ThoughtWorks’ Sriram Narayan makes an argument for working more in a product-mode against a projects-mode. The latter involves having temporary teams with a fixed outcome while the former entails having teams working continuously to attain targeted business goals.

There are silos involved in both modes, including design, development, testing, and order management. Projects have activity-oriented silos, but products have outcome-oriented ones. Extra silos have their risks, although these reduce when they are outcome-oriented.

Product squads offer a means of further reducing the risk of new knowledge silos when working in product-mode. They make possible the setting up of teams in functional areas of a company’s product line. The model guards against a person being only knowledgeable about their particular area.

How the Product Squad Model Works

Although it now uses the squad approach, Spotify has been and still is an Agile company. It used the Scrum framework and only relaxed some of its requirements and made some changes for the current method.

The digital music service decided to make certain Scrum practices, roles, and artifacts optional. Its Scrum team gave way to squads and it replaced the Scrum Master with an Agile Coach, a role that demands being a servant-leader more. To the company, being agile is more than adhering to a framework.

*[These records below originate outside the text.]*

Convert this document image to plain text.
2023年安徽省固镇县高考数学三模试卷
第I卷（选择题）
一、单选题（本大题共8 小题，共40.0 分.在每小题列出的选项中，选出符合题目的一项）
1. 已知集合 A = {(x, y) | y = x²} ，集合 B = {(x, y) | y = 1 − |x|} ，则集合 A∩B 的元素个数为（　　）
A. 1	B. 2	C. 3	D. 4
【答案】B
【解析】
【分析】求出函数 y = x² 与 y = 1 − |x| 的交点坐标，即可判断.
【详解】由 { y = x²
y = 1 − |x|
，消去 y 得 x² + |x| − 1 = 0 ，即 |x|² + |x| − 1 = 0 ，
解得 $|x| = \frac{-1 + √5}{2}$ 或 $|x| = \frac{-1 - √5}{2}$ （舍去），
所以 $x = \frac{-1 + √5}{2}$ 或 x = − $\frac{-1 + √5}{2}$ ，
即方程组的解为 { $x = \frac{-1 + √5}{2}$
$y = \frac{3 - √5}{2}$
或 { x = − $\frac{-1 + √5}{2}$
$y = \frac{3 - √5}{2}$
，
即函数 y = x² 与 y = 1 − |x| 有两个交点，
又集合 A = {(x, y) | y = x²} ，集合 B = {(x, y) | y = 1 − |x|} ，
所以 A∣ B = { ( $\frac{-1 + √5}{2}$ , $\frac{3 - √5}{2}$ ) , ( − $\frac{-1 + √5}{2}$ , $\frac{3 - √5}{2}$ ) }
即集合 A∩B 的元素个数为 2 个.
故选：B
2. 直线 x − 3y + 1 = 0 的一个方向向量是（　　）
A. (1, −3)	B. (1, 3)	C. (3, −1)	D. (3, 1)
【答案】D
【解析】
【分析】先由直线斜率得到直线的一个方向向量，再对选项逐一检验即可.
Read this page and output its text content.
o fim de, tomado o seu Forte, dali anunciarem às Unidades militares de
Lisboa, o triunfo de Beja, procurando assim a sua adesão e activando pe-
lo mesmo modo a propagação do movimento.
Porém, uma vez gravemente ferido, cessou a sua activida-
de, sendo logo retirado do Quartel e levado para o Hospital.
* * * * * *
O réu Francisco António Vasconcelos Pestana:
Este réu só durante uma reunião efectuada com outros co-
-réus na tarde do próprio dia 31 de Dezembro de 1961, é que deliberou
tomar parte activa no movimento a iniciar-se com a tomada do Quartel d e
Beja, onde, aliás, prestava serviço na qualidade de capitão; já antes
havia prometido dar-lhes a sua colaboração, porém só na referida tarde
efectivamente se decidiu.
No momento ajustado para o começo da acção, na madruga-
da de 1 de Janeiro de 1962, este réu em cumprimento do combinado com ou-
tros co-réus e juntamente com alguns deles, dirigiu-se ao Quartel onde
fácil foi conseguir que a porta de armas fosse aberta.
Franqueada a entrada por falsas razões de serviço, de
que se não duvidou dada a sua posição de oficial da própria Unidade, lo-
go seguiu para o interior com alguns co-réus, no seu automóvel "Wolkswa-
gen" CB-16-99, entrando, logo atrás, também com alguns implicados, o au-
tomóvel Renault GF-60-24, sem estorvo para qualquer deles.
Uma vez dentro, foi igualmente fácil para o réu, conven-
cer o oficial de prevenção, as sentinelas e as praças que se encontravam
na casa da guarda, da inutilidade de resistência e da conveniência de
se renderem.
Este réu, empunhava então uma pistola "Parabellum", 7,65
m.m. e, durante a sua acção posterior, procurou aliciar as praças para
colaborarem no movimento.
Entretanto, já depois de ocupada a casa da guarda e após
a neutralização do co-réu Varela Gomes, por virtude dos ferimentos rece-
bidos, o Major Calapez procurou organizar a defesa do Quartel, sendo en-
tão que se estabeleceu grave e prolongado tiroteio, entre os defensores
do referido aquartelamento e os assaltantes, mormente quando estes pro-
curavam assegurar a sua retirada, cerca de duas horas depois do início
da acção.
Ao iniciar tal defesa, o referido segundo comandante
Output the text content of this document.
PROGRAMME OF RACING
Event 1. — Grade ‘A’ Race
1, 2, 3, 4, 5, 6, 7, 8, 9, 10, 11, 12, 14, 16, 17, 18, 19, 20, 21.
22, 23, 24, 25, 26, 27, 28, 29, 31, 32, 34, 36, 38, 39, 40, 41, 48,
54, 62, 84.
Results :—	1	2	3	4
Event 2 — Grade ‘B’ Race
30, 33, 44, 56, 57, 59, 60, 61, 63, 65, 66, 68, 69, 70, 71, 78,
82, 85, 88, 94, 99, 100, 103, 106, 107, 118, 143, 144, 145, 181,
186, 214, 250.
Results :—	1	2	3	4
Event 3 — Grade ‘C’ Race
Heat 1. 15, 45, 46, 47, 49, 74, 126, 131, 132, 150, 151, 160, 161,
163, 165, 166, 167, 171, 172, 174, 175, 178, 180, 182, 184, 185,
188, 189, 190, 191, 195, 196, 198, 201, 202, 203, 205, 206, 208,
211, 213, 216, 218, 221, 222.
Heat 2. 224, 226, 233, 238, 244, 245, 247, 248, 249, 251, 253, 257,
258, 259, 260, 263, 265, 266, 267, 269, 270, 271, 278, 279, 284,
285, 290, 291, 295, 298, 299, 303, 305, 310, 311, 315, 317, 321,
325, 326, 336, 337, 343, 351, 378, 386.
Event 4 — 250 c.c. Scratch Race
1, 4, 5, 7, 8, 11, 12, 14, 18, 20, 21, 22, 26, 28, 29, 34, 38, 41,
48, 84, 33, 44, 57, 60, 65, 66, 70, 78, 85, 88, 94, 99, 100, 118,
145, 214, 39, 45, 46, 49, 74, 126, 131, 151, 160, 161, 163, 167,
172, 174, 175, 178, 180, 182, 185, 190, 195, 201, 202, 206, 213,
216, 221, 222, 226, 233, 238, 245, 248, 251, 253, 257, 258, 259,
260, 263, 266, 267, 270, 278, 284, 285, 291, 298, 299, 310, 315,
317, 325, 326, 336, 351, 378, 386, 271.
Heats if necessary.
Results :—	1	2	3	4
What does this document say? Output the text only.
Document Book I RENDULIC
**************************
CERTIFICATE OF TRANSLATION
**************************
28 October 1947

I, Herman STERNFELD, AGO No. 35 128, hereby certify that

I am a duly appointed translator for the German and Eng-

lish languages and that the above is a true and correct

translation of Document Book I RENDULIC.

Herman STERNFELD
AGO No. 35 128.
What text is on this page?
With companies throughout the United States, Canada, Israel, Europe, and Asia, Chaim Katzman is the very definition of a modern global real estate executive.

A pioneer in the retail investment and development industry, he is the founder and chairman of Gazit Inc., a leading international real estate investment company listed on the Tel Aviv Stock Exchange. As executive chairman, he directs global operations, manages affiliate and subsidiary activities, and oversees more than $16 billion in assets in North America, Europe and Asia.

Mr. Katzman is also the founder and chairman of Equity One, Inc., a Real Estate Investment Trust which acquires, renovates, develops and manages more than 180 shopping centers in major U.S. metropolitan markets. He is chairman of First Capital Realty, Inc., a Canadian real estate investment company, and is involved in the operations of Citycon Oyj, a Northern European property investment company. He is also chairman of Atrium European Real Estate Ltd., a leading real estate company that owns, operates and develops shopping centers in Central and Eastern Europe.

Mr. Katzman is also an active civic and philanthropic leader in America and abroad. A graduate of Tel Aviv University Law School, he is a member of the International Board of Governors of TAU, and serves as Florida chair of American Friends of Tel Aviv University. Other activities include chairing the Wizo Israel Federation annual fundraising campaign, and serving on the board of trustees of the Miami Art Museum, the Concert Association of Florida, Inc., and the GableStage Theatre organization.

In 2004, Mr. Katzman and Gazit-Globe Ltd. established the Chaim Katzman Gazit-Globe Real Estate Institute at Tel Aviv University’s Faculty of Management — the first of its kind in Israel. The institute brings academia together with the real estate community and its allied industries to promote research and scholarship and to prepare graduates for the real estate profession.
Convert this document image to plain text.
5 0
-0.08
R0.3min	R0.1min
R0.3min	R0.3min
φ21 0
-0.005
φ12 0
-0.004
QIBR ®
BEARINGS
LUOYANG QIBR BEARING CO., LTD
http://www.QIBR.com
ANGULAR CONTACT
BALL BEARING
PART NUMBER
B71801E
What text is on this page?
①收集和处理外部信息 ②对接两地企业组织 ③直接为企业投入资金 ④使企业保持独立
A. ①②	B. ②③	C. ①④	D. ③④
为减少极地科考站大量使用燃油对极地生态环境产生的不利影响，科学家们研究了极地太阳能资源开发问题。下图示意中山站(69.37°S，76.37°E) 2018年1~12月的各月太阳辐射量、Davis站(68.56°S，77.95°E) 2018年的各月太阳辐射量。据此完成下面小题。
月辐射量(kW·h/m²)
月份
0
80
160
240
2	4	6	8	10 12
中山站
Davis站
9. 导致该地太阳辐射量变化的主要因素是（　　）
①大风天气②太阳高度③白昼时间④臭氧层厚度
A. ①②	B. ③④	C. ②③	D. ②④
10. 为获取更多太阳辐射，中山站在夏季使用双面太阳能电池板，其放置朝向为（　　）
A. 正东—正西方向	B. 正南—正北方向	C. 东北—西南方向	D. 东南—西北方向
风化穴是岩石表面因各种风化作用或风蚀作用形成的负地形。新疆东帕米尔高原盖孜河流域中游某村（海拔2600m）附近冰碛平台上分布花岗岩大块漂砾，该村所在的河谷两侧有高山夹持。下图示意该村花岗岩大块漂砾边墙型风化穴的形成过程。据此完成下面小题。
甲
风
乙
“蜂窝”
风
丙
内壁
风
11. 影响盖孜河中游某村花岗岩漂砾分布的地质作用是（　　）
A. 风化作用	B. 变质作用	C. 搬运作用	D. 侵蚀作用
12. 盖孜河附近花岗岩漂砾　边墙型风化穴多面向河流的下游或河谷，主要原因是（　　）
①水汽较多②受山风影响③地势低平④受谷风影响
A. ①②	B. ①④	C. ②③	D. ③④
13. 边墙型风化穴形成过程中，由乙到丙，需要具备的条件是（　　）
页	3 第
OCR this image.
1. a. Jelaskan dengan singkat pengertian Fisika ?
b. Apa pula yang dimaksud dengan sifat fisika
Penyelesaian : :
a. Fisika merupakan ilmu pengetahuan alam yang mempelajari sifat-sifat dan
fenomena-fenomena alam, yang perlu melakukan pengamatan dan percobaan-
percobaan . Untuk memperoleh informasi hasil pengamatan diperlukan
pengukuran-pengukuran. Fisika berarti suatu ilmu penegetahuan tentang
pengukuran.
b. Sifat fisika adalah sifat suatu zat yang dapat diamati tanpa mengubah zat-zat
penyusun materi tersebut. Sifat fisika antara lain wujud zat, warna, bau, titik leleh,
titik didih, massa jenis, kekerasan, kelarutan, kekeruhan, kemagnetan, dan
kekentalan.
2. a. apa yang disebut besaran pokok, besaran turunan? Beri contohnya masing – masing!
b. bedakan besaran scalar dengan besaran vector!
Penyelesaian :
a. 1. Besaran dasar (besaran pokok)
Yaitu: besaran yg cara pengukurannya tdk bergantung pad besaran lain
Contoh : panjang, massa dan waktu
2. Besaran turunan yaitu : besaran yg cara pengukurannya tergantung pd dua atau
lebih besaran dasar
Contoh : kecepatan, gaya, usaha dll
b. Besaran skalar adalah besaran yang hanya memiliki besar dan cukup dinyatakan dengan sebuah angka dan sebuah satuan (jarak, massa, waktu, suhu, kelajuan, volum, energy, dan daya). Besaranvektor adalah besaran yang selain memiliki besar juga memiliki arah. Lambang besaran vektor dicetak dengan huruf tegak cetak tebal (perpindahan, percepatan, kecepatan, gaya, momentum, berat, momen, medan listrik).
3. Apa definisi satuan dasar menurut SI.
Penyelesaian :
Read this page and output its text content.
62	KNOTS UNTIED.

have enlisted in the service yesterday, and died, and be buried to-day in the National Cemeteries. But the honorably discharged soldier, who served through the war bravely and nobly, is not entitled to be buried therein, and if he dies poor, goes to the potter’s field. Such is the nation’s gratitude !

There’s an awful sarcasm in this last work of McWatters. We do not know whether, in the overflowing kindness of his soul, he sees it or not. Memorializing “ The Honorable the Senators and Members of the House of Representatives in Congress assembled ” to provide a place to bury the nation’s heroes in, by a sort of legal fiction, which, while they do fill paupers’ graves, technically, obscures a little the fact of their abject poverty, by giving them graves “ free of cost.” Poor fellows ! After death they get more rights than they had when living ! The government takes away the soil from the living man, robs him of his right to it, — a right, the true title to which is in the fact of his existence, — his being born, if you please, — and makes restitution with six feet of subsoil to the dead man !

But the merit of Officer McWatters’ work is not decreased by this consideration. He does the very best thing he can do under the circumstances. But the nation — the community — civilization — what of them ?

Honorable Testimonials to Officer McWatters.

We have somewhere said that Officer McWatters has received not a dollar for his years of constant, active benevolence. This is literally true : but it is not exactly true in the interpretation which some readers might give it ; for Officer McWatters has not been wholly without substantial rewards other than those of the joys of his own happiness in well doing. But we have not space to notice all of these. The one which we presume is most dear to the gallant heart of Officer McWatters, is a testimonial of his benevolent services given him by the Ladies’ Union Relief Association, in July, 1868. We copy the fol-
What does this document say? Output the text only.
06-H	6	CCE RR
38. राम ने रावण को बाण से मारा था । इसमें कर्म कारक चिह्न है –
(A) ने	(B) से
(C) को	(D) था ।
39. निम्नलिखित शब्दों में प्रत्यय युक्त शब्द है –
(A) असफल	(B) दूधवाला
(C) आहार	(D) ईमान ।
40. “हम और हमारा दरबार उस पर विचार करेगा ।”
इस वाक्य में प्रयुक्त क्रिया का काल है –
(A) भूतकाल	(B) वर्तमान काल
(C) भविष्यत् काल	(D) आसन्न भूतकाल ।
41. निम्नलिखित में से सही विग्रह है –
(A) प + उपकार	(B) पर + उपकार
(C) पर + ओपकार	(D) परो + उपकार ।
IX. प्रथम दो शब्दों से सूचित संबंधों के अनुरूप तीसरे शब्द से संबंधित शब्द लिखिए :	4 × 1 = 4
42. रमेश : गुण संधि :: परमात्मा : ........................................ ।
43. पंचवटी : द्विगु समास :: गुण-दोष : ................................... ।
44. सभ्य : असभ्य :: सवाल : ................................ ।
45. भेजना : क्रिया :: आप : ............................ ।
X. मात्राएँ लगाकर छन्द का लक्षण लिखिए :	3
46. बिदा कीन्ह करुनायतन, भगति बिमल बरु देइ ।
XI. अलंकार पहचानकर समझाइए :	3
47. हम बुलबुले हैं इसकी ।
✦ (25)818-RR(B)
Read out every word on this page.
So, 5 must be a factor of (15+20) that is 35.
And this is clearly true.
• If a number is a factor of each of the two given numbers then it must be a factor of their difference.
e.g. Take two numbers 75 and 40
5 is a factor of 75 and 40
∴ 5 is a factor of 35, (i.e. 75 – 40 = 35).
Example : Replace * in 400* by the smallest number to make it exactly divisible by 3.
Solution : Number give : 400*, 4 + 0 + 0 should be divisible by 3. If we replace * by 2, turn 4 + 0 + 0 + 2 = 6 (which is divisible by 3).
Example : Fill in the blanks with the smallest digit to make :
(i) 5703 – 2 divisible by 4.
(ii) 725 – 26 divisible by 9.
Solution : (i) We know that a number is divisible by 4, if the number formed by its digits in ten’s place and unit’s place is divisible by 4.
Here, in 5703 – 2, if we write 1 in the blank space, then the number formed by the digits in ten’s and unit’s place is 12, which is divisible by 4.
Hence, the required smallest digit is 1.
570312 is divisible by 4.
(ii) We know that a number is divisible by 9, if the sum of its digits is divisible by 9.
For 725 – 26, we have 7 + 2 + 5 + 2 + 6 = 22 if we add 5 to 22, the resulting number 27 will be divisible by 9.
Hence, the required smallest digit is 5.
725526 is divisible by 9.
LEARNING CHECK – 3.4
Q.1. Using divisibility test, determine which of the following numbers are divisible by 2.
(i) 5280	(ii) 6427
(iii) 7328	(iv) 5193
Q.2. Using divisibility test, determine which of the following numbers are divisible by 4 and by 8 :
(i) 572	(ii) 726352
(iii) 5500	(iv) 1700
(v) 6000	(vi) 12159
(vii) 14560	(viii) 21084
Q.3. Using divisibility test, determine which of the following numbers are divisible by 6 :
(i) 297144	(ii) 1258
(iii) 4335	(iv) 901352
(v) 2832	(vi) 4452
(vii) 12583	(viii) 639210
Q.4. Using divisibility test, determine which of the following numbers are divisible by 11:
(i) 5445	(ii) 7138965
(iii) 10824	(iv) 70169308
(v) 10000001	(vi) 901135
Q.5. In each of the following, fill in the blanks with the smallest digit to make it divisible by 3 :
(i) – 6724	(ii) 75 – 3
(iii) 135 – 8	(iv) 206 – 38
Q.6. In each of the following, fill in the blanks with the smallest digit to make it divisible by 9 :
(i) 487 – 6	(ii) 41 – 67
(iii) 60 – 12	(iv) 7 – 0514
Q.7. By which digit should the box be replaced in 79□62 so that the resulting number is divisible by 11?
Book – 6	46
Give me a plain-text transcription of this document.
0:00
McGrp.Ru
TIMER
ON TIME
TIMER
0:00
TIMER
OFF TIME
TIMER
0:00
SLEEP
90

What Spotify had in mind with its squads was to promote cross-pollination and reduce strict standardization. It wanted to support a culture of sharing and collaboration. Squads are created when an area seems to be too big for a single team to handle well enough. These together make up a tribe. Each squad has its specific outcomes within this structure.

The model, as practiced by Spotify, also defines chapters and guild. A chapter is a group formed on the basis of competencies, such as web development or quality assistance. A guild, on the other hand, is a community of interest in the organization in which anyone can take part for knowledge sharing.  For example, a guild might form around the topic of machine learning, and meet periodically to share learnings.

The product squad model is well suited for building more knowledgeable and better-aligned teams that get things done more rapidly. However, it won’t work for every organization. It may, for instance, not be suitable for companies offering multiple complex and inter-connected products.  It also requires a certain amount of seniority in the team to take accountability for proactively getting things done and pushing toward outcomes on its own.